La philosophie de la praxis doit donc renfermer toutes les contradictions sociales et ne peut donc vouloir opérer de tri arbitraire entre elles – ce qui reviendrait à admettre le règne des « idéologies arbitraires ». La pleine conscience du monde suppose une connaissance absolue non point d’un savoir universel mais de ce qui agit en propre culturellement au sein de sa pratique quotidienne. La figure gramscienne de « l’intellectuel organique » devient, dès lors, déterminante dans la mesure où elle a vocation, par une praxis « mondaine », c’est-à-dire ancrée dans les réalités même les plus prosaïques, à susciter une conscience de classe jusqu’à la faire advenir au seuil décisif d’une transformation politique radicale de la société. Le groupe social encastré dans les réalités ne peut échapper, par nature et par définition, à la socialité concrète – ou « terrestre », si l’on veut – et donc à une certaine praxis culturelle commune. Encadré par des intellectuels organiques, éduqué par « le travail vivant du maître » et le journaliste, façonneur systémique de l’opinion, le groupe accède peu à peu à une « situation hégémonique, grâce à la direction intellectuelle et morale (culturelle) de tous les alliés du prolétariat dont on a gagné le consentement et dont on veut organiser le ‘‘consentement actif’’ » (François Ricci, Jean Bramant, Gramsci dans le texte, 1975).

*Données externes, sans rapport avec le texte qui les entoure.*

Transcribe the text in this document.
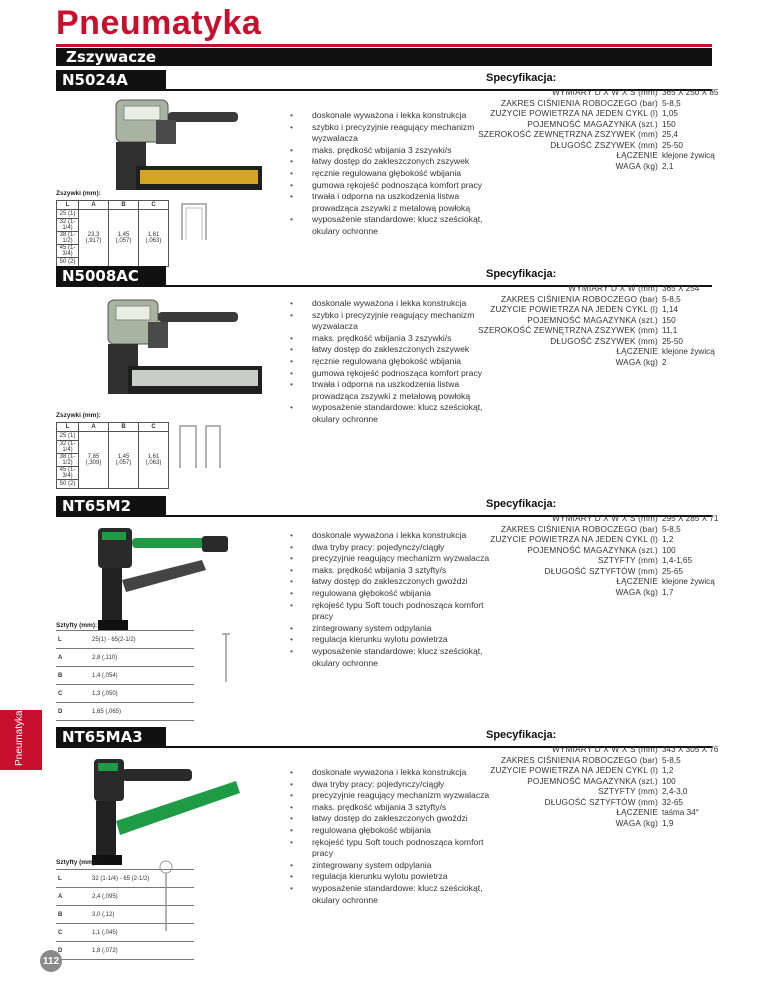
Pneumatyka
Zszywacze
N5024A	Specyfikacja:
• doskonale wyważona i lekka konstrukcja
• szybko i precyzyjnie reagujący mechanizm wyzwalacza
• maks. prędkość wbijania 3 zszywki/s
• łatwy dostęp do zakleszczonych zszywek
• ręcznie regulowana głębokość wbijania
• gumowa rękojeść podnosząca komfort pracy
• trwała i odporna na uszkodzenia listwa prowadząca zszywki z metalową powłoką
• wyposażenie standardowe: klucz sześciokąt, okulary ochronne
WYMIARY D X W X S (mm) 365 X 250 X 85
ZAKRES CIŚNIENIA ROBOCZEGO (bar) 5-8,5
ZUŻYCIE POWIETRZA NA JEDEN CYKL (l) 1,05
POJEMNOŚĆ MAGAZYNKA (szt.) 150
SZEROKOŚĆ ZEWNĘTRZNA ZSZYWEK (mm) 25,4
DŁUGOŚĆ ZSZYWEK (mm) 25-50
ŁĄCZENIE klejone żywicą
WAGA (kg) 2,1
Zszywki (mm):
L	A	B	C
25 (1)	23,3 (,917)	1,45 (,057)	1,61 (,063)
32 (1-1/4)			
38 (1-1/2)			
45 (1-3/4)			
50 (2)			
N5008AC	Specyfikacja:
• doskonale wyważona i lekka konstrukcja
• szybko i precyzyjnie reagujący mechanizm wyzwalacza
• maks. prędkość wbijania 3 zszywki/s
• łatwy dostęp do zakleszczonych zszywek
• ręcznie regulowana głębokość wbijania
• gumowa rękojeść podnosząca komfort pracy
• trwała i odporna na uszkodzenia listwa prowadząca zszywki z metalową powłoką
• wyposażenie standardowe: klucz sześciokąt, okulary ochronne
WYMIARY D X W (mm) 365 X 254
ZAKRES CIŚNIENIA ROBOCZEGO (bar) 5-8,5
ZUŻYCIE POWIETRZA NA JEDEN CYKL (l) 1,14
POJEMNOŚĆ MAGAZYNKA (szt.) 150
SZEROKOŚĆ ZEWNĘTRZNA ZSZYWEK (mm) 11,1
DŁUGOŚĆ ZSZYWEK (mm) 25-50
ŁĄCZENIE klejone żywicą
WAGA (kg) 2
Zszywki (mm):
L	A	B	C
25 (1)	7,85 (,309)	1,45 (,057)	1,61 (,063)
32 (1-1/4)			
38 (1-1/2)			
45 (1-3/4)			
50 (2)			
NT65M2	Specyfikacja:
• doskonale wyważona i lekka konstrukcja
• dwa tryby pracy: pojedynczy/ciągły
• precyzyjnie reagujący mechanizm wyzwalacza
• maks. prędkość wbijania 3 sztyfty/s
• łatwy dostęp do zakleszczonych gwoździ
• regulowana głębokość wbijania
• rękojeść typu Soft touch podnosząca komfort pracy
• zintegrowany system odpylania
• regulacja kierunku wylotu powietrza
• wyposażenie standardowe: klucz sześciokąt, okulary ochronne
WYMIARY D X W X S (mm) 295 X 285 X 71
ZAKRES CIŚNIENIA ROBOCZEGO (bar) 5-8,5
ZUŻYCIE POWIETRZA NA JEDEN CYKL (l) 1,2
POJEMNOŚĆ MAGAZYNKA (szt.) 100
SZTYFTY (mm) 1,4-1,65
DŁUGOŚĆ SZTYFTÓW (mm) 25-65
ŁĄCZENIE klejone żywicą
WAGA (kg) 1,7
Sztyfty (mm):
L	25(1) - 65(2-1/2)
A	2,8 (,110)
B	1,4 (,054)
C	1,3 (,050)
D	1,65 (,065)
NT65MA3	Specyfikacja:
• doskonale wyważona i lekka konstrukcja
• dwa tryby pracy: pojedynczy/ciągły
• precyzyjnie reagujący mechanizm wyzwalacza
• maks. prędkość wbijania 3 sztyfty/s
• łatwy dostęp do zakleszczonych gwoździ
• regulowana głębokość wbijania
• rękojeść typu Soft touch podnosząca komfort pracy
• zintegrowany system odpylania
• regulacja kierunku wylotu powietrza
• wyposażenie standardowe: klucz sześciokąt, okulary ochronne
WYMIARY D X W X S (mm) 343 X 305 X 76
ZAKRES CIŚNIENIA ROBOCZEGO (bar) 5-8,5
ZUŻYCIE POWIETRZA NA JEDEN CYKL (l) 1,2
POJEMNOŚĆ MAGAZYNKA (szt.) 100
SZTYFTY (mm) 2,4-3,0
DŁUGOŚĆ SZTYFTÓW (mm) 32-65
ŁĄCZENIE taśma 34°
WAGA (kg) 1,9
Sztyfty (mm):
L	32 (1-1/4) - 65 (2-1/2)
A	2,4 (,095)
B	3,0 (,12)
C	1,1 (,045)
D	1,8 (,072)
Pneumatyka
112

Toutefois, le succès de cette hégémonie est politiquement commandé par une structure homogénéisatrice que Gramsci subsumait sous le nomen arcanum de « Prince moderne », soit le parti politique. Dans une optique marxiste, le Sarde le concevait unique, organisé et aux mains d’une élite dirigeante – dont l’intellectuel organique serait un des avatars. Mutatis mutandis, dans la perspective machiavélienne et saint-simonienne actuelle – à tout le moins en France – le parti « majoritaire » – qui aurait, au surplus, absorbé toutes les autres factions concurrentes et satellitaires – serait devenu unique parce que dominant. Le bloc historique formé par la bourgeoisie participe d’un processus hégémonique par élargissement du consentement des masses.